With regards to Google chat, etc, iMessage supports all sorts of protocols (even Bonjour for some reason), albeit a rather limited list at the moment. I have configured Google Talk, AIM and iMessage.
If I understood the article correctly, the point about “the future of IM” refers to the concept of IM conversations being sync’ed in real time between all sorts of devices, portable or otherwise.
Why does the article say that it will make communicating with Android users a problem then?
As others have said, any decent message system needs to be universal. Who wants to use a system where they can’t contact certain people due to them not owning Apple devices. That’s just stupid.
I’m not sure you read the article or indeed my post. As I mentioned earlier, I have configured GTalk on iMessages on my Mac. Until now with iMessages for the Mac, I only used Google Talk on my Android phone.

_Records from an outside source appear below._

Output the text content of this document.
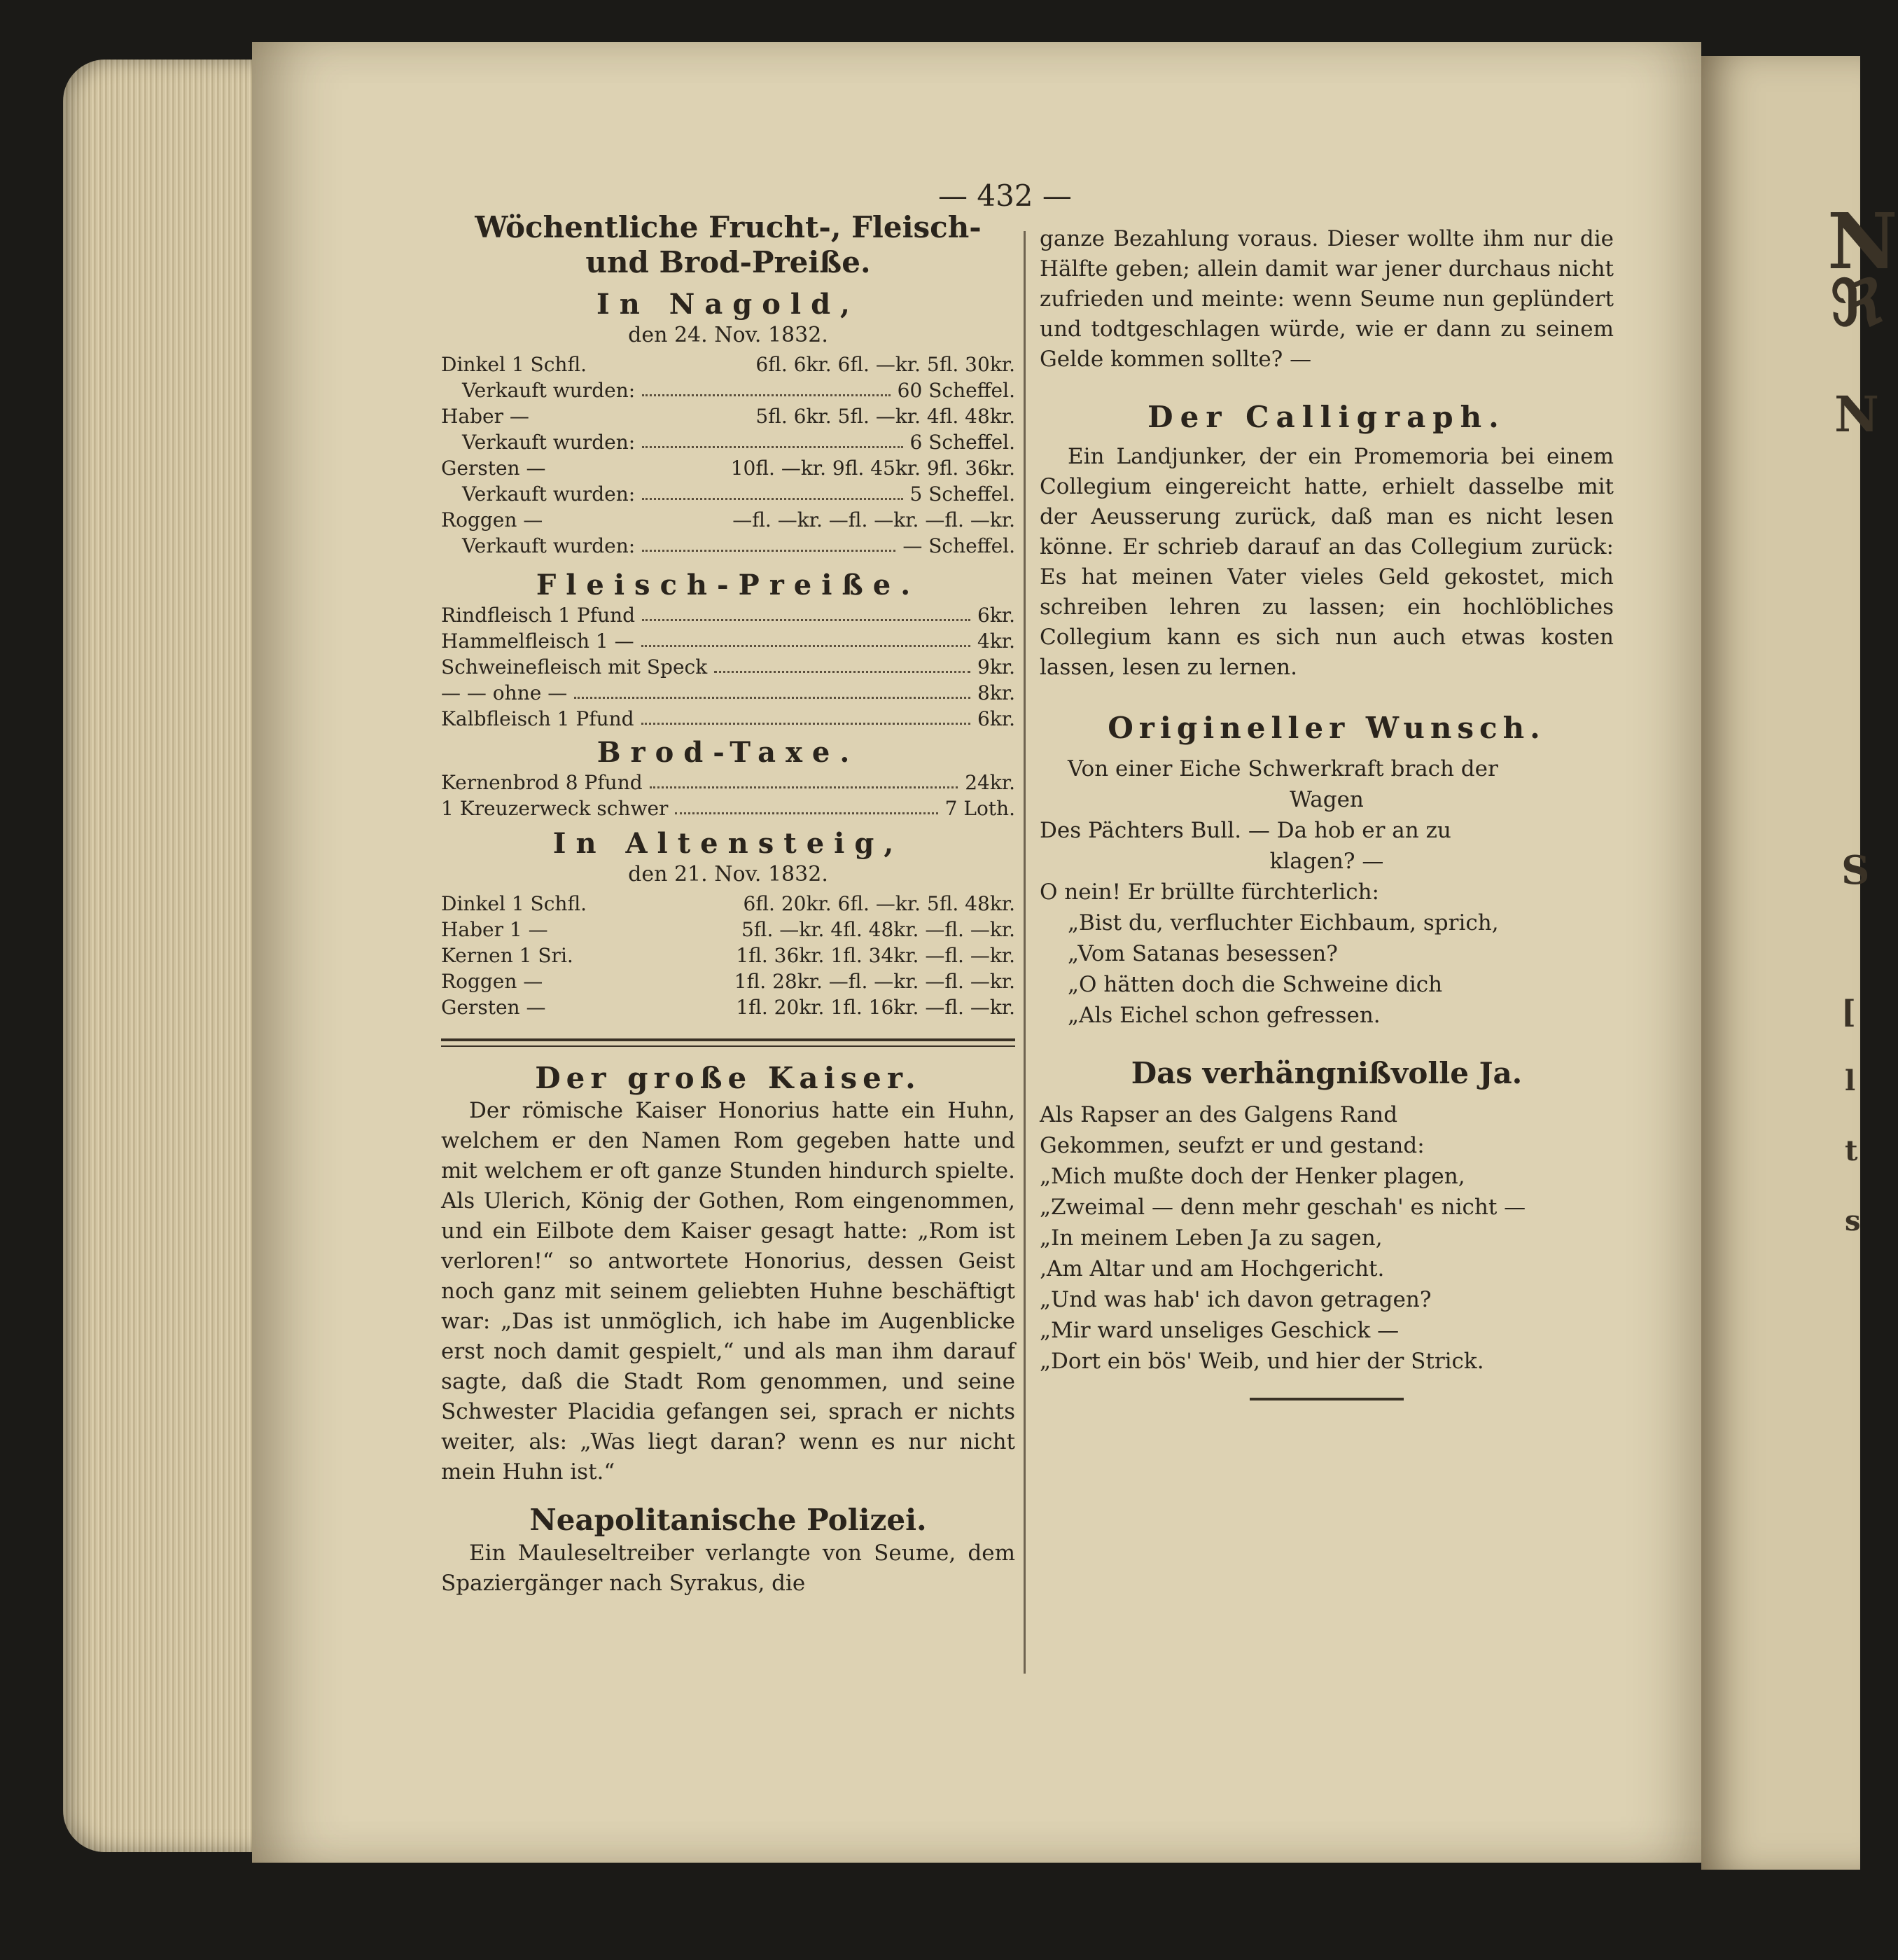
N
ℜ
N
S
[
l
t
s
— 432 —

Wöchentliche Frucht-, Fleisch- und Brod-Preiße.

In Nagold,

den 24. Nov. 1832.

Dinkel 1 Schfl.	6fl. 6kr. 6fl. —kr. 5fl. 30kr.
Verkauft wurden:	60 Scheffel.
Haber —	5fl. 6kr. 5fl. —kr. 4fl. 48kr.
Verkauft wurden:	6 Scheffel.
Gersten —	10fl. —kr. 9fl. 45kr. 9fl. 36kr.
Verkauft wurden:	5 Scheffel.
Roggen —	—fl. —kr. —fl. —kr. —fl. —kr.
Verkauft wurden:	— Scheffel.

Fleisch-Preiße.

Rindfleisch 1 Pfund	6kr.
Hammelfleisch 1 —	4kr.
Schweinefleisch mit Speck	9kr.
— — ohne —	8kr.
Kalbfleisch 1 Pfund	6kr.

Brod-Taxe.

Kernenbrod 8 Pfund	24kr.
1 Kreuzerweck schwer	7 Loth.

In Altensteig,

den 21. Nov. 1832.

Dinkel 1 Schfl.	6fl. 20kr. 6fl. —kr. 5fl. 48kr.
Haber 1 —	5fl. —kr. 4fl. 48kr. —fl. —kr.
Kernen 1 Sri.	1fl. 36kr. 1fl. 34kr. —fl. —kr.
Roggen —	1fl. 28kr. —fl. —kr. —fl. —kr.
Gersten —	1fl. 20kr. 1fl. 16kr. —fl. —kr.

Der große Kaiser.

Der römische Kaiser Honorius hatte ein Huhn, welchem er den Namen Rom gegeben hatte und mit welchem er oft ganze Stunden hindurch spielte. Als Ulerich, König der Gothen, Rom eingenommen, und ein Eilbote dem Kaiser gesagt hatte: „Rom ist verloren!“ so antwortete Honorius, dessen Geist noch ganz mit seinem geliebten Huhne beschäftigt war: „Das ist unmöglich, ich habe im Augenblicke erst noch damit gespielt,“ und als man ihm darauf sagte, daß die Stadt Rom genommen, und seine Schwester Placidia gefangen sei, sprach er nichts weiter, als: „Was liegt daran? wenn es nur nicht mein Huhn ist.“

Neapolitanische Polizei.

Ein Mauleseltreiber verlangte von Seume, dem Spaziergänger nach Syrakus, die

ganze Bezahlung voraus. Dieser wollte ihm nur die Hälfte geben; allein damit war jener durchaus nicht zufrieden und meinte: wenn Seume nun geplündert und todtgeschlagen würde, wie er dann zu seinem Gelde kommen sollte? —

Der Calligraph.

Ein Landjunker, der ein Promemoria bei einem Collegium eingereicht hatte, erhielt dasselbe mit der Aeusserung zurück, daß man es nicht lesen könne. Er schrieb darauf an das Collegium zurück: Es hat meinen Vater vieles Geld gekostet, mich schreiben lehren zu lassen; ein hochlöbliches Collegium kann es sich nun auch etwas kosten lassen, lesen zu lernen.

Origineller Wunsch.

Von einer Eiche Schwerkraft brach der
Wagen
Des Pächters Bull. — Da hob er an zu
klagen? —
O nein! Er brüllte fürchterlich:
„Bist du, verfluchter Eichbaum, sprich,
„Vom Satanas besessen?
„O hätten doch die Schweine dich
„Als Eichel schon gefressen.

Das verhängnißvolle Ja.

Als Rapser an des Galgens Rand
Gekommen, seufzt er und gestand:
„Mich mußte doch der Henker plagen,
„Zweimal — denn mehr geschah' es nicht —
„In meinem Leben Ja zu sagen,
‚Am Altar und am Hochgericht.
„Und was hab' ich davon getragen?
„Mir ward unseliges Geschick —
„Dort ein bös' Weib, und hier der Strick.
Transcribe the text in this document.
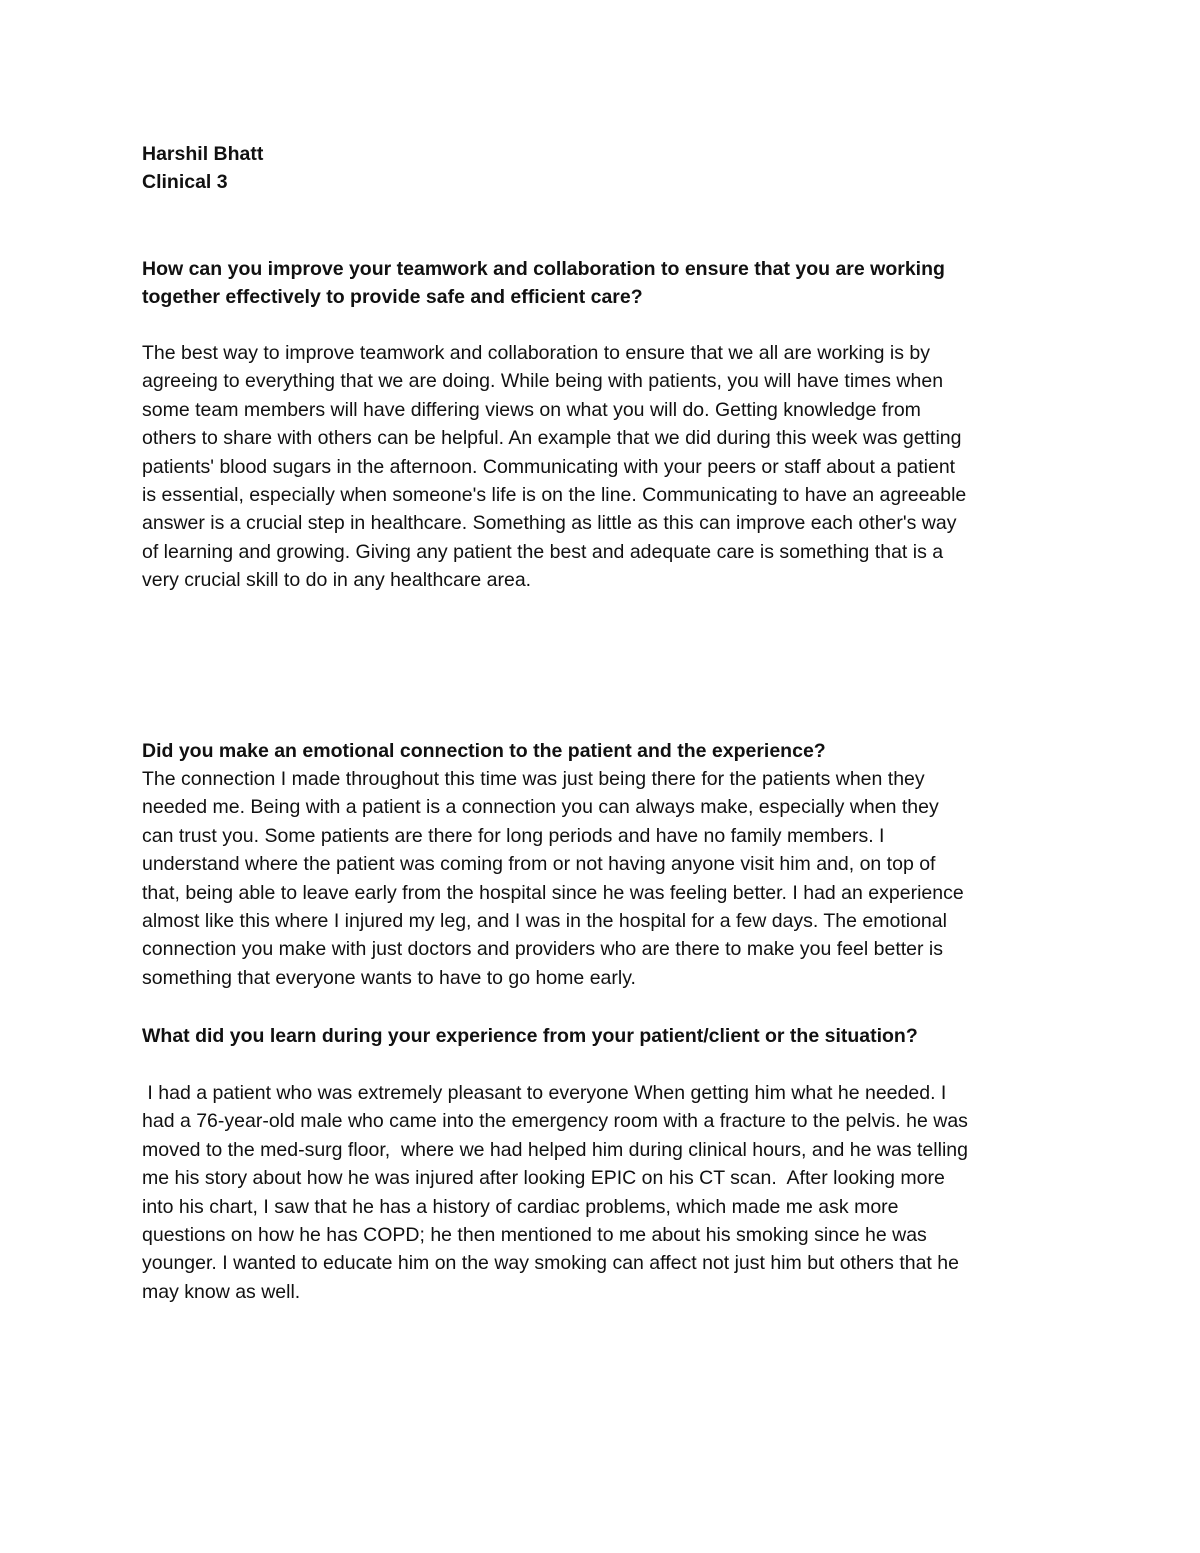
Harshil Bhatt
Clinical 3
How can you improve your teamwork and collaboration to ensure that you are working
together effectively to provide safe and efficient care?
The best way to improve teamwork and collaboration to ensure that we all are working is by
agreeing to everything that we are doing. While being with patients, you will have times when
some team members will have differing views on what you will do. Getting knowledge from
others to share with others can be helpful. An example that we did during this week was getting
patients' blood sugars in the afternoon. Communicating with your peers or staff about a patient
is essential, especially when someone's life is on the line. Communicating to have an agreeable
answer is a crucial step in healthcare. Something as little as this can improve each other's way
of learning and growing. Giving any patient the best and adequate care is something that is a
very crucial skill to do in any healthcare area.
Did you make an emotional connection to the patient and the experience?
The connection I made throughout this time was just being there for the patients when they
needed me. Being with a patient is a connection you can always make, especially when they
can trust you. Some patients are there for long periods and have no family members. I
understand where the patient was coming from or not having anyone visit him and, on top of
that, being able to leave early from the hospital since he was feeling better. I had an experience
almost like this where I injured my leg, and I was in the hospital for a few days. The emotional
connection you make with just doctors and providers who are there to make you feel better is
something that everyone wants to have to go home early.
What did you learn during your experience from your patient/client or the situation?
I had a patient who was extremely pleasant to everyone When getting him what he needed. I
had a 76-year-old male who came into the emergency room with a fracture to the pelvis. he was
moved to the med-surg floor,  where we had helped him during clinical hours, and he was telling
me his story about how he was injured after looking EPIC on his CT scan.  After looking more
into his chart, I saw that he has a history of cardiac problems, which made me ask more
questions on how he has COPD; he then mentioned to me about his smoking since he was
younger. I wanted to educate him on the way smoking can affect not just him but others that he
may know as well.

maybe i’ve never grown up with IM’ing but I don’t really get this. Especially commenters arguing which is the best IM service.
When I recently upgraded to iPhone4S, I thought wow, I get free iMessages to selected friends and family… but, so what? i’ve got unlimited texts, so do most people i know, or at least 300+ texts.
SMS is the by far the best messaging for me. i don’t recall anyone i know who doesn’t have this capability. most people sitting at a laptop have their phone sitting right there next to it. why shift your short messages to a laptop when you’ve got a dedicated device already?